Monday, April 16, 2012

Mind-bending ontology

My brain is tying itself up in knots trying to grok how "life" can "begin" two week before conception. The certifiably insane legislators and governor of the fine state of Arizona have passed and signed into law new, draconian, women-hating legislation that among other things declares that pregnancy does indeed "begin" two weeks before conception. Considering that pregnancy often results from a spontaneous, unplanned union of zygotes, a union that cannot be predicted by anyone (human, anyway), and that determining when pregnancy begins is itself a sketchy business even for obstetricians, I'm having a heck of a time trying to imagine the ontological basis of such a law. When I mentioned to Tom that the lunatic governor had just signed this law, he scoffed at me and said that I'd been taken in by a hoax. I hadn't-- though I do admit that I keep doubting much of the news I read about what governments (especially in the US) are up to, and having to double-check. (As I did with this.) This law is known as as the "egg drop"bill. It bans all abortions after 20 weeks-- which is to say, in actuality, 18 weeks (i.e., 20 minus the two before conception). Here's
Planned Parenthood of Arizona lobbyist Michelle Steinberg called the law the country’s “most extreme piece of anti-abortion legislation.”

She said the law defines pregnancy in a way that bans abortion two weeks before the other seven states with similar laws, because it calculates gestational age starting with the first day of the last menstrual period rather than the date of conception.

During the hearings on the bill, doctors said many women don’t discover their fetus has a severe or life-threatening problem until an ultrasound at about the 20th week. The doctors — and several women who had faced this issue — testified that this law would arbitrarily cut off the right for these women to have an abortion.

“My heart goes out to the families that will be impacted,” Steinberg said. “Women are being forced to carry children that they know will end up dying within hours of birth.”

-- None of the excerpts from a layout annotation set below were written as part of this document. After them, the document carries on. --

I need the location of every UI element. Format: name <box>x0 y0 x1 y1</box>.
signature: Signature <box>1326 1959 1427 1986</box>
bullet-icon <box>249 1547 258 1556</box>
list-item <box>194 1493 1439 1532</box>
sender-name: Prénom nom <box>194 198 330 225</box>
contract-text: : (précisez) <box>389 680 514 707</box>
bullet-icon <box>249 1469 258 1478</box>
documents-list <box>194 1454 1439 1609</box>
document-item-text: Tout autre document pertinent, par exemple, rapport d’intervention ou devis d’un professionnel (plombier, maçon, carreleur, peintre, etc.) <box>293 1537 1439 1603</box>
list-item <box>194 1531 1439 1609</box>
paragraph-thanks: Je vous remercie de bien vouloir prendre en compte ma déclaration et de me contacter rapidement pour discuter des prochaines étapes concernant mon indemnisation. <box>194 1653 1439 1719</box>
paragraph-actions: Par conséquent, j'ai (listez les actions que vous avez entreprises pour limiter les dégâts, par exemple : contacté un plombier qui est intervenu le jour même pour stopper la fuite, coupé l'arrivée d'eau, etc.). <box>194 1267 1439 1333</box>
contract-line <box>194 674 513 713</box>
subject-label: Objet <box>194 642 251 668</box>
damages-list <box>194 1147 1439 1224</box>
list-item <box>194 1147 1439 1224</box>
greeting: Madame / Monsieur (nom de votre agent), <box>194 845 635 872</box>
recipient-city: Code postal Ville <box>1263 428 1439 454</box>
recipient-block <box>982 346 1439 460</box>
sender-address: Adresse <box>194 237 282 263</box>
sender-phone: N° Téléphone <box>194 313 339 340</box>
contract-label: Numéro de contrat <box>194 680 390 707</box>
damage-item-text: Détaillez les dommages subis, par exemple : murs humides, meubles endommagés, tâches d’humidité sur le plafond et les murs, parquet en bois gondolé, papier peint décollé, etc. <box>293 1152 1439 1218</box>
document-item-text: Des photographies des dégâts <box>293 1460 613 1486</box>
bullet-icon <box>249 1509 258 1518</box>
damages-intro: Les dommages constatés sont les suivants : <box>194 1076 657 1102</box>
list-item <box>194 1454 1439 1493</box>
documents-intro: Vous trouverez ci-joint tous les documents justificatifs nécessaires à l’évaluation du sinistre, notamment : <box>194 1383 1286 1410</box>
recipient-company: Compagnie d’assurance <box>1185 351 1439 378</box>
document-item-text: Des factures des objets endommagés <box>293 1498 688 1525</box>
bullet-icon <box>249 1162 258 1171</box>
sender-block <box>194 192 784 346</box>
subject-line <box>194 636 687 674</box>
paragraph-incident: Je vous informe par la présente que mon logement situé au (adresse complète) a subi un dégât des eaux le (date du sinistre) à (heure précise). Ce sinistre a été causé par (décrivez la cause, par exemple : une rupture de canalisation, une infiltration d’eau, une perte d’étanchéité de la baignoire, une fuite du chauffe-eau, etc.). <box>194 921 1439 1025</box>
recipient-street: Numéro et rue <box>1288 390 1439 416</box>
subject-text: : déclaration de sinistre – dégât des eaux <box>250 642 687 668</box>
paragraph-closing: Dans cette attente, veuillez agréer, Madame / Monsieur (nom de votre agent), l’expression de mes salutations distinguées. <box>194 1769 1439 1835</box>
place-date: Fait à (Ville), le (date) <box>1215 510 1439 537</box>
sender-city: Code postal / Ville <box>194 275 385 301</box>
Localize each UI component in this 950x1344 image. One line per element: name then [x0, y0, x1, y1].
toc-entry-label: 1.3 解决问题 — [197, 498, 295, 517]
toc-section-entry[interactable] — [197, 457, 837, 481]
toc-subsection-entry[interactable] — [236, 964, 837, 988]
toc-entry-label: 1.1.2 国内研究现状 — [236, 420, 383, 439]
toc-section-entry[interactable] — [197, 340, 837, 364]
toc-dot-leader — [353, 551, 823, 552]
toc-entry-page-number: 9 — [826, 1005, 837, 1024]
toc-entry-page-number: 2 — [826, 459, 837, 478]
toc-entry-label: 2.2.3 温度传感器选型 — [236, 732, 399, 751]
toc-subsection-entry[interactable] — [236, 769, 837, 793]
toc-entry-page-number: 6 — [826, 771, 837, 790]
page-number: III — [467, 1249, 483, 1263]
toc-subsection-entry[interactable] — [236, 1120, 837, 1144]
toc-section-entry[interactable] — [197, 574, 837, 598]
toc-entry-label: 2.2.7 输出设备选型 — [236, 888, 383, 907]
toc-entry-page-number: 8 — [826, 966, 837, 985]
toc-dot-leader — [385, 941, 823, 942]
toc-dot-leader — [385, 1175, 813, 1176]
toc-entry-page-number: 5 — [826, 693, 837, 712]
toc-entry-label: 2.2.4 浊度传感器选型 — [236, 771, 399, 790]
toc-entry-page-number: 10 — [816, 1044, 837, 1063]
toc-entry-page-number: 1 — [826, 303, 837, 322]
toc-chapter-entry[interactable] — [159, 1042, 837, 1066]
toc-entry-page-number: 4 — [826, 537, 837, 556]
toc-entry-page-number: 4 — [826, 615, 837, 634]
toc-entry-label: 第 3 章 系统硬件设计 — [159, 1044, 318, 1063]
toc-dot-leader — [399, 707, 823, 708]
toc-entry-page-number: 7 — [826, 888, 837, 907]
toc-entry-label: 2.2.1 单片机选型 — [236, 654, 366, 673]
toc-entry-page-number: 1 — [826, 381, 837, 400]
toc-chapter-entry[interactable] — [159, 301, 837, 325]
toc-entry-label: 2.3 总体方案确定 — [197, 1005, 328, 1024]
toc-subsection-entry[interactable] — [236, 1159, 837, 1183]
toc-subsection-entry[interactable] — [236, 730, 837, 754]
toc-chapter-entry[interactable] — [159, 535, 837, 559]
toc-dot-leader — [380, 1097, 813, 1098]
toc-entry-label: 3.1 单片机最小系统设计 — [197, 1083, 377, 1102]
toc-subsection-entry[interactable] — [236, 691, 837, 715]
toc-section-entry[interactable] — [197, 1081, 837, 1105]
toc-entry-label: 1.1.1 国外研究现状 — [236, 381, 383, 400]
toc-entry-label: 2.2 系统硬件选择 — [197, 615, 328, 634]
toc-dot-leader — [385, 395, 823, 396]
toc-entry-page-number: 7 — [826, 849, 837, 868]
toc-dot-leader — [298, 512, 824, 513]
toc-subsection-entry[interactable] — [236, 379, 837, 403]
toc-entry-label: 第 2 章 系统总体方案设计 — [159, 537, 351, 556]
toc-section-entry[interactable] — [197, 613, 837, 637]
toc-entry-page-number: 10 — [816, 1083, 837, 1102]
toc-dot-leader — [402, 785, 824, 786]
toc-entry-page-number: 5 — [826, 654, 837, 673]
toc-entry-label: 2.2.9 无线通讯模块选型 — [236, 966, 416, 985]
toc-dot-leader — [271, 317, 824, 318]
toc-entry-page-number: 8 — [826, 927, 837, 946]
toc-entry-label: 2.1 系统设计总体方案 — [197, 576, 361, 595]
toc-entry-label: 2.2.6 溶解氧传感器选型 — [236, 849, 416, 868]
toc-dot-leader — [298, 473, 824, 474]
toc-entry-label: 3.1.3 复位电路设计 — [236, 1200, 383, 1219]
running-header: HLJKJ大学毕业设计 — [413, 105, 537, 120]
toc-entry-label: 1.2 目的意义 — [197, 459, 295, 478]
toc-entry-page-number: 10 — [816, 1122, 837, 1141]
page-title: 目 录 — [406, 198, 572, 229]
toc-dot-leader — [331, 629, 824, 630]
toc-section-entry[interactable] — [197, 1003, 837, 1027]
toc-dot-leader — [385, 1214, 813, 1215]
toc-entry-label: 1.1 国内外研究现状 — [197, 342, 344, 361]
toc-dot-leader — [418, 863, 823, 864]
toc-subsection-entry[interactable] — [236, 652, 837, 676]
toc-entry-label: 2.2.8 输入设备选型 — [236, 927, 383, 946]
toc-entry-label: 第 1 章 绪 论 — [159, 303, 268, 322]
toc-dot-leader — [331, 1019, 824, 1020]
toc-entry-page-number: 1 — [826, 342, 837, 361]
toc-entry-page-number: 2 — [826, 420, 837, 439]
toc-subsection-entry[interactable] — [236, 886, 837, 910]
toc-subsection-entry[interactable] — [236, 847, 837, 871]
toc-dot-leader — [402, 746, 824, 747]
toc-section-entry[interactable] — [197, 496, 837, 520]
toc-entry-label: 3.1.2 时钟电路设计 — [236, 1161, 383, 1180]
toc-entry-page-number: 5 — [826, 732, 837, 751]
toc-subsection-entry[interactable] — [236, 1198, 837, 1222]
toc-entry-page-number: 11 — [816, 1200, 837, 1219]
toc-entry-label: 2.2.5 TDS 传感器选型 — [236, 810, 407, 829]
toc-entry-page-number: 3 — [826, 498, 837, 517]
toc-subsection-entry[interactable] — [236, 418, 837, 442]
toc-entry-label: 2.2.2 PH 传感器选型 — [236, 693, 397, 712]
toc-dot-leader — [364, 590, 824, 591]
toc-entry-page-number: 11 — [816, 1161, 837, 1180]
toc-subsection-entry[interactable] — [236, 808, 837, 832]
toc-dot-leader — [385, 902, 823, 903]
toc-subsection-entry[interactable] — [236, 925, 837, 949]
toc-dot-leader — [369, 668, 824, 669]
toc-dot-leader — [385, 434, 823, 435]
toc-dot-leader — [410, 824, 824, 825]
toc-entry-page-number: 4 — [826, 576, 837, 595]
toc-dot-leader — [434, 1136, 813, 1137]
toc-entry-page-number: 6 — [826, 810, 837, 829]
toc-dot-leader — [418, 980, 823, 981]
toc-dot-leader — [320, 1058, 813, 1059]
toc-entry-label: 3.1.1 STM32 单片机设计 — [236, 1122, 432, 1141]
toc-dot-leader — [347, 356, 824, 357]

Debate on the bill was emotional.

Rep. Kimberly Yee, R-Phoenix, who sponsored the bill, said the goal was to protect both the health of women and that of the fetus.

“The state has a compelling interest to protect women from the serious health and safety risks of abortion,” Yee said.

Brewer in a news release said the new law is consistent with her support of anti-abortion measures.

“Knowing that abortions become riskier the later they are performed in pregnancy, it only makes sense to prohibit these procedures past twenty weeks,” Brewer said in her release.

Sen. Linda Lopez, D-Tucson, said the new law was “a horrible thing to do to women.”

“Once again, (Brewer) and the Republicans in the Legislature have decided that they know better than women,” she said. “They are again saying that women are incapable of making those decisions.”
I'd say that the law "is consistent" with Brewer's history of supporting hateful, narrow-minded, and idiotic legislation designed to render the state a miserable place to live for the majority of its population. A new question: will medical textbooks need to be rewritten now? I fully expect a whole slew of insane legislatures to follow Arizona's lead. State legislatures, as the Texas legislature has brilliantly demonstrated, are perfectly capable of altering "facts." I can hardly wait to see what the next whacko idea coming out of the state will be now that they've broken the Ontology Barrier.

1 comment:

CJDevall said...

There's a movie starting out on the film festival circuit and trying to get tread that plays oral stories from women who were forced to have children and give them up for adoption pre-Roe and Title IX. Ann Fesler's "A Girl Like Her": I saw it at the Mpls St Pail Int'l Film Festival this weekend, very well done.